I'm sure this is not an "ideal" table schema, but I've seen tables at such levels. Let's insert a record and look at the size. Running pg_column_size returns 88 bytes. Notice the 2 int columns are fit within a single block of 8 bytes (gotcha again)

    * ---------------------------------- + -------------- +
    |   id (bigint)                      |  8 bytes       | 
    |   shipping_partner_id (smallint)   |  2 + 6 padding |
    |   order_id (bigint)                |  8 bytes       |
    |   product_id (int)                 |  4 bytes       | 
    |   product_category_id (int)        |  4 bytes       | 
    |   is_delayed (boolean)             |  1 + 7 padding |
    |   exp_delivery_date (timestamptz)  |  8 bytes       |
    |   country_code (int)               |  4 + 4 padding |
    |   customer_id (bigint)             |  8 bytes       |
    |   row header size                  |  24 bytes      |
    * ---------------------------------- + -------------- +
    |        final row size              |  88 bytes      |
    * ---------------------------------- + -------------- +
                        

Fixing the alignment overhead

We have an overhead of 17 bytes, that are added as part of alignment. The ultimate way would be to play around with column positions, so as to fit them within 8 byte blocks. Take a dig yourself before looking at the ideal column position.

    * ---------------------------------- + -------------- +
    |   id (bigint)                      |  8 bytes       | 
    |   order_id (bigint)                |  8 bytes       |
    |   exp_delivery_date (timestamptz)  |  8 bytes       |
    |   customer_id (bigint)             |  8 bytes       |
    |   product_id (int)                 |  4 bytes       | 
    |   product_category_id (int)        |  4 bytes       | 
    |   country_code (int)               |  4 bytes       |
    |   shipping_partner_id (smallint)   |  2 bytes       |
    |   is_delayed (boolean)             |  1 byte        |
    |   row header size                  |  24 bytes      |
    * ---------------------------------- + -------------- +
    |        final row size              |  71 bytes      |
    * ---------------------------------- + -------------- +
                        

There considerable reduction in row size from 88 to 71 (~19.30%).
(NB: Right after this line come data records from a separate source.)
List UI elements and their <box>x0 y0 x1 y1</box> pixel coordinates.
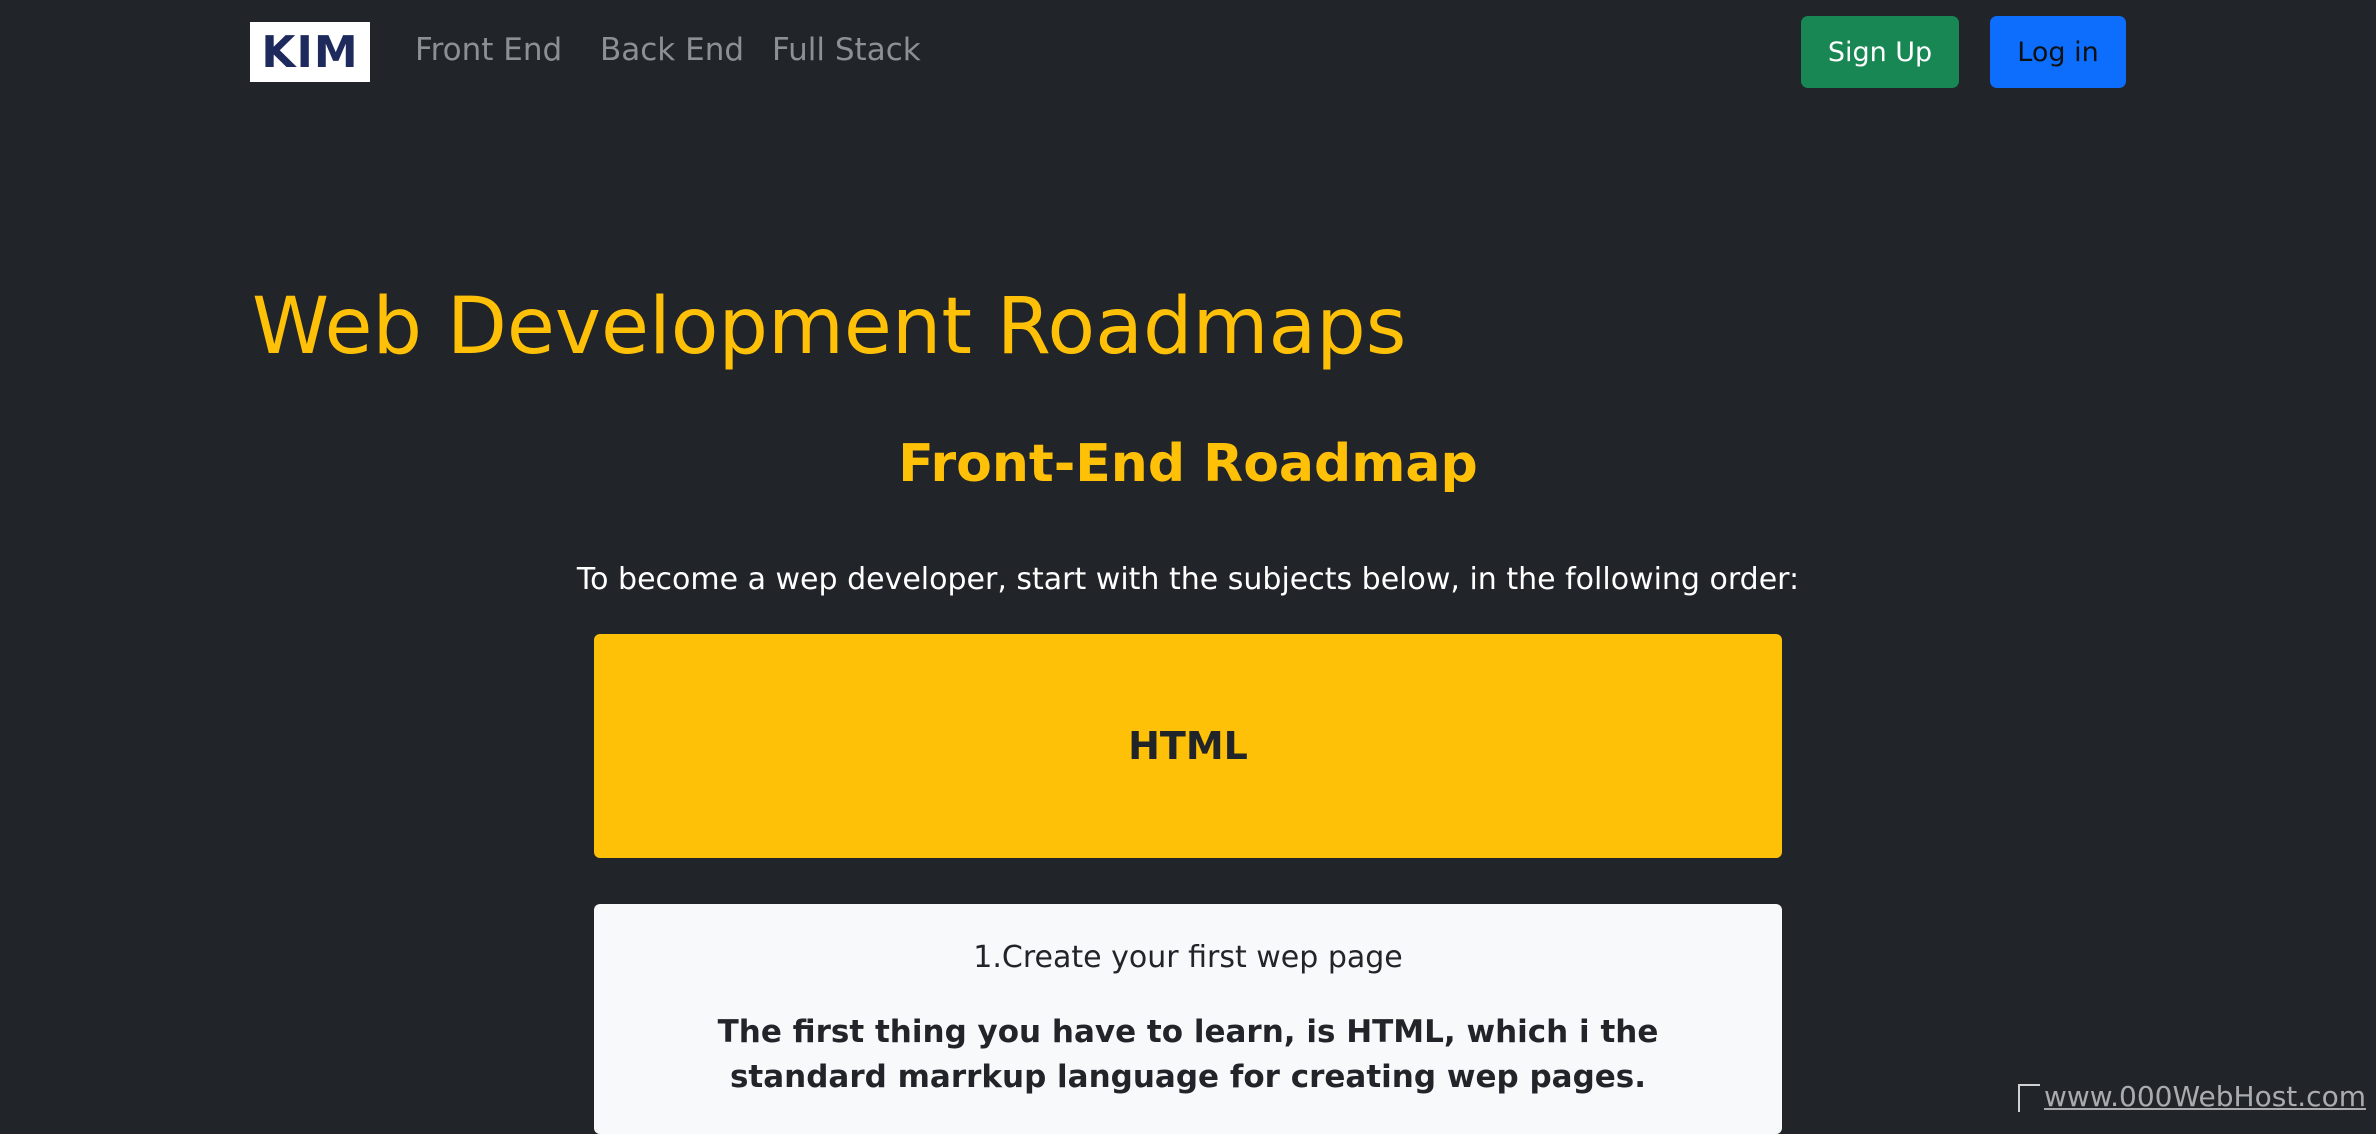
nav-link-full-stack[interactable]: Full Stack <box>772 32 921 68</box>
hosting-badge-text: www.000WebHost.com <box>2044 1080 2366 1113</box>
roadmap-card-text: The first thing you have to learn, is HT… <box>717 1014 1659 1095</box>
intro-text: To become a wep developer, start with th… <box>576 562 1800 597</box>
page-title: Web Development Roadmaps <box>252 282 1407 372</box>
nav-link-front-end[interactable]: Front End <box>415 32 562 68</box>
navbar: KIM Front End Back End Full Stack Sign U… <box>0 0 2376 104</box>
roadmap-card-header: HTML <box>594 634 1782 858</box>
roadmap-card-header-label: HTML <box>1128 724 1248 768</box>
roadmap-card: 1.Create your first wep page The first t… <box>594 904 1782 1134</box>
brand-logo[interactable]: KIM <box>250 22 370 82</box>
sign-up-button[interactable]: Sign Up <box>1801 16 1959 88</box>
nav-link-back-end[interactable]: Back End <box>600 32 744 68</box>
brand-logo-text: KIM <box>261 26 359 78</box>
section-title: Front-End Roadmap <box>898 434 1478 494</box>
roadmap-card-subtitle: 1.Create your first wep page <box>973 940 1403 975</box>
log-in-button[interactable]: Log in <box>1990 16 2126 88</box>
hosting-badge-link[interactable]: www.000WebHost.com <box>2018 1080 2366 1113</box>
broken-image-icon <box>2018 1084 2040 1112</box>
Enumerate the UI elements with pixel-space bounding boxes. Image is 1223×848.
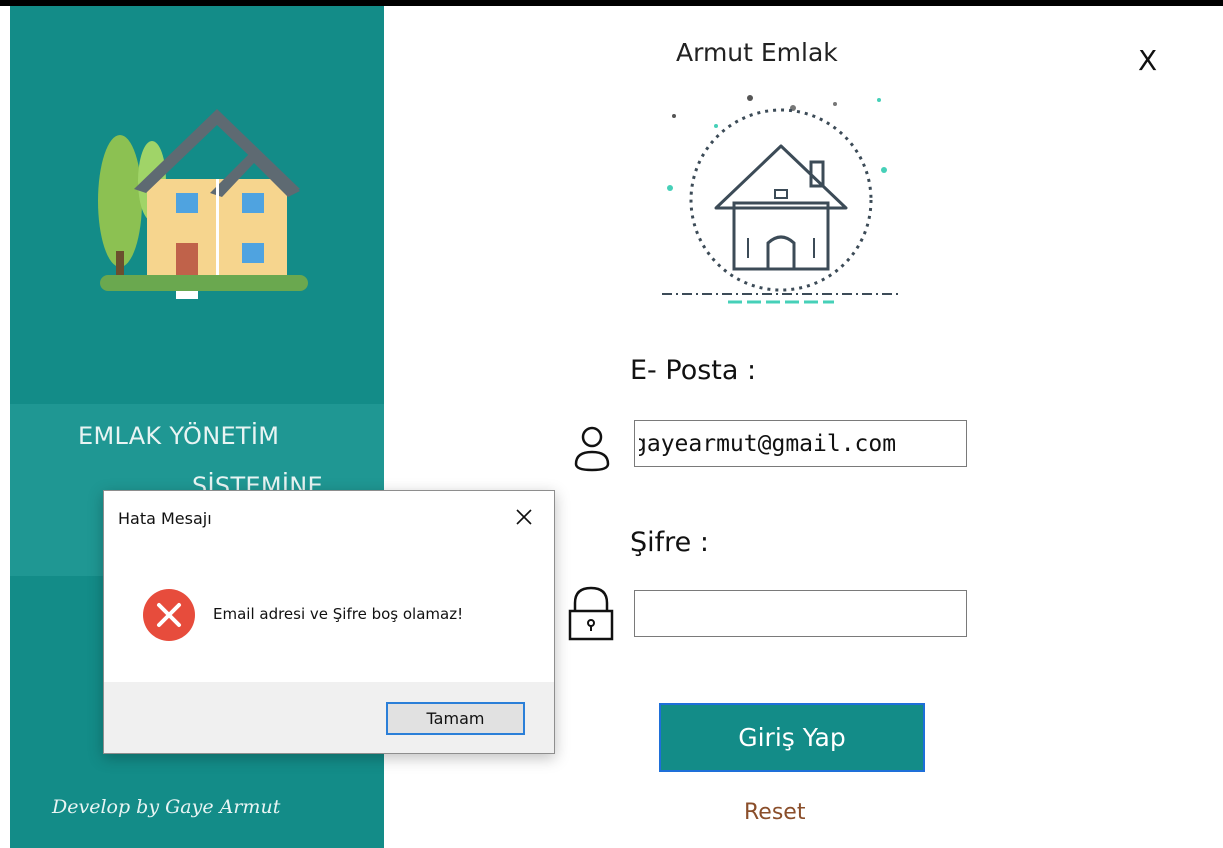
login-button-label: Giriş Yap [738,723,846,752]
ok-button-label: Tamam [426,709,485,728]
password-label: Şifre : [630,527,709,558]
email-field[interactable] [634,420,967,467]
error-dialog: Hata Mesajı Email adresi ve Şifre boş ol… [103,490,555,754]
password-field[interactable] [634,590,967,637]
house-illustration-icon [98,109,308,299]
error-icon [143,589,195,641]
sidebar-title-line1: EMLAK YÖNETİM [78,422,280,450]
dialog-message: Email adresi ve Şifre boş olamaz! [213,605,464,623]
dialog-title: Hata Mesajı [118,509,212,528]
close-icon[interactable] [512,505,536,529]
lock-icon [568,586,614,641]
window-left-edge [0,6,10,848]
user-icon [574,426,610,472]
app-title: Armut Emlak [676,38,838,67]
dialog-footer: Tamam [104,682,554,753]
ok-button[interactable]: Tamam [386,702,525,735]
house-outline-icon [662,95,900,304]
developer-credit: Develop by Gaye Armut [52,796,281,818]
login-button[interactable]: Giriş Yap [659,703,925,772]
email-label: E- Posta : [630,355,757,386]
reset-link[interactable]: Reset [744,800,805,825]
close-button[interactable]: X [1138,44,1157,77]
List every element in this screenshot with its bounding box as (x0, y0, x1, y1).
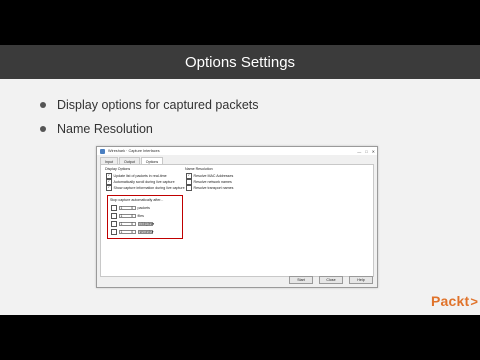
name-resolution-row[interactable]: ✓ Resolve MAC Addresses (186, 173, 233, 179)
chevron-down-icon[interactable]: ▾ (152, 230, 154, 234)
close-dialog-button[interactable]: Close (319, 276, 343, 284)
packt-arrow-icon: > (470, 293, 479, 309)
help-button[interactable]: Help (349, 276, 373, 284)
quantity-stepper[interactable]: 1 ⇕ (118, 205, 136, 210)
stop-capture-row[interactable]: 1 ⇕ files (111, 213, 144, 219)
quantity-stepper[interactable]: 1 ⇕ (118, 213, 136, 218)
checkbox-checked-icon[interactable]: ✓ (106, 179, 112, 185)
stop-capture-title: Stop capture automatically after... (110, 198, 164, 202)
checkbox-unchecked-icon[interactable] (111, 221, 117, 227)
name-resolution-title: Name Resolution (185, 167, 213, 171)
display-option-label: Update list of packets in real-time (113, 173, 167, 178)
checkbox-checked-icon[interactable]: ✓ (106, 185, 112, 191)
checkbox-checked-icon[interactable]: ✓ (106, 173, 112, 179)
checkbox-checked-icon[interactable]: ✓ (186, 173, 192, 179)
checkbox-unchecked-icon[interactable] (186, 179, 192, 185)
stop-capture-row[interactable]: 1 ⇕ packets (111, 205, 150, 211)
letterbox-top (0, 0, 480, 45)
stepper-arrows-icon[interactable]: ⇕ (131, 230, 134, 234)
wireshark-logo-icon (100, 148, 105, 154)
slide-title: Options Settings (184, 53, 296, 71)
quantity-stepper[interactable]: 1 ⇕ (118, 221, 136, 226)
stop-unit-label: packets (137, 205, 150, 210)
stepper-arrows-icon[interactable]: ⇕ (131, 214, 134, 218)
bullet-item: Name Resolution (40, 122, 153, 136)
unit-select[interactable]: seconds ▾ (137, 229, 154, 234)
checkbox-unchecked-icon[interactable] (186, 185, 192, 191)
chevron-down-icon[interactable]: ▾ (152, 222, 154, 226)
slide: Options Settings Display options for cap… (0, 45, 480, 315)
display-option-row[interactable]: ✓ Show capture information during live c… (106, 185, 185, 191)
title-bar: Options Settings (0, 45, 480, 79)
stop-unit-label: files (137, 213, 144, 218)
packt-logo: Packt > (431, 293, 478, 309)
name-resolution-row[interactable]: Resolve network names (186, 179, 232, 185)
start-button[interactable]: Start (289, 276, 313, 284)
maximize-button[interactable]: □ (365, 149, 367, 154)
display-option-row[interactable]: ✓ Update list of packets in real-time (106, 173, 167, 179)
bullet-text: Display options for captured packets (57, 98, 259, 112)
dialog-title: Wireshark · Capture Interfaces (108, 149, 160, 153)
name-resolution-label: Resolve transport names (193, 185, 234, 190)
unit-select[interactable]: kilobytes ▾ (137, 221, 154, 226)
window-controls: — □ ✕ (357, 147, 375, 155)
bullet-dot-icon (40, 102, 46, 108)
stepper-arrows-icon[interactable]: ⇕ (131, 206, 134, 210)
bullet-dot-icon (40, 126, 46, 132)
checkbox-unchecked-icon[interactable] (111, 205, 117, 211)
display-option-row[interactable]: ✓ Automatically scroll during live captu… (106, 179, 175, 185)
options-panel: Display Options ✓ Update list of packets… (100, 164, 374, 277)
quantity-stepper[interactable]: 1 ⇕ (118, 229, 136, 234)
packt-logo-text: Packt (431, 293, 470, 309)
checkbox-unchecked-icon[interactable] (111, 229, 117, 235)
name-resolution-row[interactable]: Resolve transport names (186, 185, 233, 191)
name-resolution-label: Resolve network names (193, 179, 232, 184)
bullet-text: Name Resolution (57, 122, 153, 136)
checkbox-unchecked-icon[interactable] (111, 213, 117, 219)
bullet-item: Display options for captured packets (40, 98, 259, 112)
display-option-label: Show capture information during live cap… (113, 185, 185, 190)
capture-interfaces-dialog: Wireshark · Capture Interfaces — □ ✕ Inp… (96, 146, 378, 288)
dialog-titlebar: Wireshark · Capture Interfaces — □ ✕ (97, 147, 377, 155)
stepper-arrows-icon[interactable]: ⇕ (131, 222, 134, 226)
display-options-title: Display Options (105, 167, 131, 171)
name-resolution-label: Resolve MAC Addresses (193, 173, 234, 178)
display-option-label: Automatically scroll during live capture (113, 179, 175, 184)
letterbox-bottom (0, 315, 480, 360)
stop-capture-row[interactable]: 1 ⇕ seconds ▾ (111, 229, 153, 235)
stop-capture-highlight: Stop capture automatically after... 1 ⇕ p… (107, 195, 183, 239)
close-button[interactable]: ✕ (372, 149, 375, 154)
dialog-button-bar: Start Close Help (289, 276, 373, 284)
stop-capture-row[interactable]: 1 ⇕ kilobytes ▾ (111, 221, 154, 227)
minimize-button[interactable]: — (357, 149, 361, 154)
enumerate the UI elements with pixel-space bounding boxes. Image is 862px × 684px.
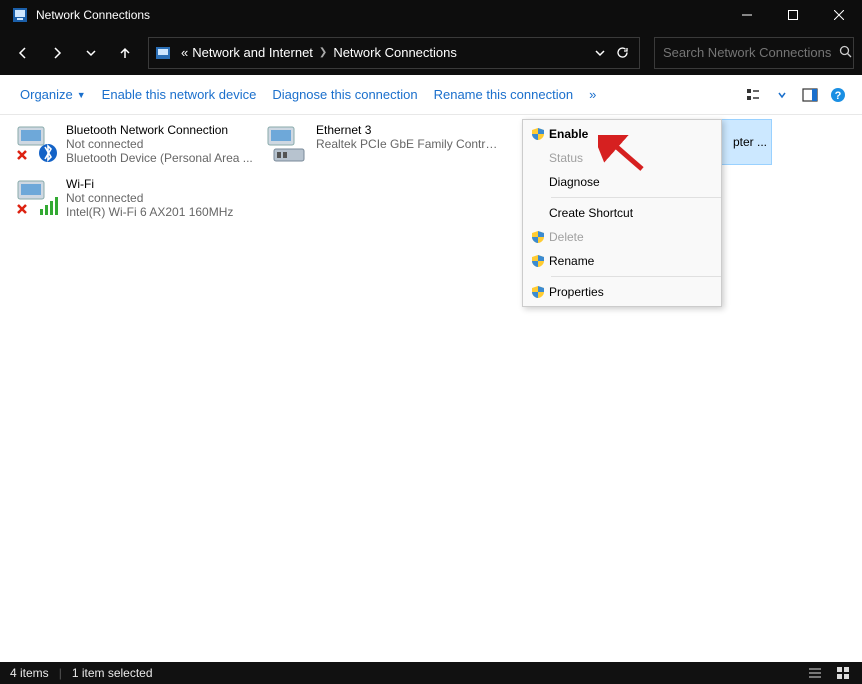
rename-connection-button[interactable]: Rename this connection: [426, 81, 581, 108]
help-button[interactable]: ?: [826, 83, 850, 107]
toolbar: Organize ▼ Enable this network device Di…: [0, 75, 862, 115]
context-menu-create-shortcut[interactable]: Create Shortcut: [523, 201, 721, 225]
chevron-right-icon[interactable]: ❯: [319, 47, 327, 58]
connection-name: Ethernet 3: [316, 123, 504, 137]
bluetooth-adapter-icon: [12, 123, 60, 167]
nav-back-button[interactable]: [8, 38, 38, 68]
network-panel-icon: [12, 7, 28, 23]
maximize-button[interactable]: [770, 0, 816, 30]
connection-device: Realtek PCIe GbE Family Controll...: [316, 137, 504, 151]
connection-text: Wi-Fi Not connected Intel(R) Wi-Fi 6 AX2…: [66, 177, 254, 219]
window-buttons: [724, 0, 862, 30]
statusbar: 4 items | 1 item selected: [0, 662, 862, 684]
connection-item-ethernet[interactable]: Ethernet 3 Realtek PCIe GbE Family Contr…: [258, 121, 508, 173]
connection-name: Wi-Fi: [66, 177, 254, 191]
connection-device: Intel(R) Wi-Fi 6 AX201 160MHz: [66, 205, 254, 219]
breadcrumb-item[interactable]: Network Connections: [331, 45, 459, 60]
addressbar[interactable]: « Network and Internet ❯ Network Connect…: [148, 37, 640, 69]
connection-item-wifi[interactable]: Wi-Fi Not connected Intel(R) Wi-Fi 6 AX2…: [8, 175, 258, 227]
search-box[interactable]: [654, 37, 854, 69]
nav-up-button[interactable]: [110, 38, 140, 68]
minimize-button[interactable]: [724, 0, 770, 30]
address-dropdown-button[interactable]: [589, 42, 611, 64]
enable-device-button[interactable]: Enable this network device: [94, 81, 265, 108]
view-options-button[interactable]: [742, 83, 766, 107]
search-input[interactable]: [663, 45, 839, 60]
diagnose-connection-button[interactable]: Diagnose this connection: [264, 81, 425, 108]
connection-name: Bluetooth Network Connection: [66, 123, 254, 137]
selected-peek-text: pter ...: [733, 135, 767, 149]
connection-text: Bluetooth Network Connection Not connect…: [66, 123, 254, 165]
status-divider: |: [59, 666, 62, 680]
ethernet-adapter-icon: [262, 123, 310, 167]
uac-shield-icon: [527, 230, 549, 244]
organize-menu[interactable]: Organize ▼: [12, 81, 94, 108]
titlebar: Network Connections: [0, 0, 862, 30]
context-menu-status: Status: [523, 146, 721, 170]
uac-shield-icon: [527, 127, 549, 141]
context-menu-rename[interactable]: Rename: [523, 249, 721, 273]
breadcrumb-prefix: «: [179, 45, 190, 60]
window-title: Network Connections: [36, 8, 724, 22]
context-menu-properties[interactable]: Properties: [523, 280, 721, 304]
nav-history-dropdown[interactable]: [76, 38, 106, 68]
connection-text: Ethernet 3 Realtek PCIe GbE Family Contr…: [316, 123, 504, 151]
context-menu-separator: [551, 276, 721, 277]
view-dropdown-button[interactable]: [770, 83, 794, 107]
large-icons-view-button[interactable]: [834, 664, 852, 682]
wifi-adapter-icon: [12, 177, 60, 221]
context-menu: Enable Status Diagnose Create Shortcut D…: [522, 119, 722, 307]
context-menu-enable[interactable]: Enable: [523, 122, 721, 146]
search-icon[interactable]: [839, 45, 852, 61]
refresh-button[interactable]: [611, 42, 633, 64]
status-item-count: 4 items: [10, 666, 49, 680]
content-area[interactable]: Bluetooth Network Connection Not connect…: [0, 115, 862, 662]
context-menu-delete: Delete: [523, 225, 721, 249]
breadcrumb-item[interactable]: Network and Internet: [190, 45, 315, 60]
location-icon: [155, 45, 171, 61]
context-menu-separator: [551, 197, 721, 198]
toolbar-more-button[interactable]: »: [581, 81, 604, 108]
connection-status: Not connected: [66, 137, 254, 151]
status-selected-count: 1 item selected: [72, 666, 153, 680]
uac-shield-icon: [527, 285, 549, 299]
caret-down-icon: ▼: [77, 90, 86, 100]
uac-shield-icon: [527, 254, 549, 268]
context-menu-diagnose[interactable]: Diagnose: [523, 170, 721, 194]
connection-status: Not connected: [66, 191, 254, 205]
svg-text:?: ?: [835, 90, 842, 102]
connection-item-bluetooth[interactable]: Bluetooth Network Connection Not connect…: [8, 121, 258, 173]
close-button[interactable]: [816, 0, 862, 30]
connection-item-selected-peek[interactable]: pter ...: [716, 119, 772, 165]
organize-label: Organize: [20, 87, 73, 102]
connection-device: Bluetooth Device (Personal Area ...: [66, 151, 254, 165]
navbar: « Network and Internet ❯ Network Connect…: [0, 30, 862, 75]
details-view-button[interactable]: [806, 664, 824, 682]
preview-pane-button[interactable]: [798, 83, 822, 107]
nav-forward-button[interactable]: [42, 38, 72, 68]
Imagine if this row had 100 million rows which is a possible scenario given this is an "order summary". The overhead by itself amounts to 1.7 gB. Now that is a considerable memory that cannot be ignored. This is just from a single table; imagine the possiblity for a database with, say 25-30 tables. Reduction in memory size means, reduced search time, means, improved query performance (to an extent). Since, this is a made up scenario to talk about column alignment we are able to fully reduce the overhead. But in real world, 100% overhead reduction may not be achievable.

If you take a look at the column arrangement, one thing that is blatantly visible is that the columns are arranged in descending order of the data type length. This brings us to the handout of this entire blog, "You cannot mess up overhead alignment bytes if you arrange columns in decreasing column of its data type length" But what about columns of variable-length columns? They are still widely used; if you go back a few sections, you can see that such columns are not padded to fit alignment. Thus, making them a suitable candidates to be placed at the end of the table after all fixed-length columns. Still then, every row will not have size as variable-length columns differ in size per the data in them. Our main aim is to reduce alignment overhead which we can achieve comfortably.

Takeaways

At a high level, this looks like a stuff that can(should) be handled during table creation. Such trivial things can bite us in the back at any later point, and should not be left to the wits of the user rather should be handled by postgres in itself. Anyhow, we kind of have to reoreder columns as the application evolves. But reordering columns frequently may (or may not) mess with the system_catalogs maintained by postgres(I guess, not certain of this) of the existing table data.

This can be easily missed early on. But we can still turn around and reduce gigs of storage with such tweakings. There are tools and extensions available can detect/suggest mitigations for such scenarios.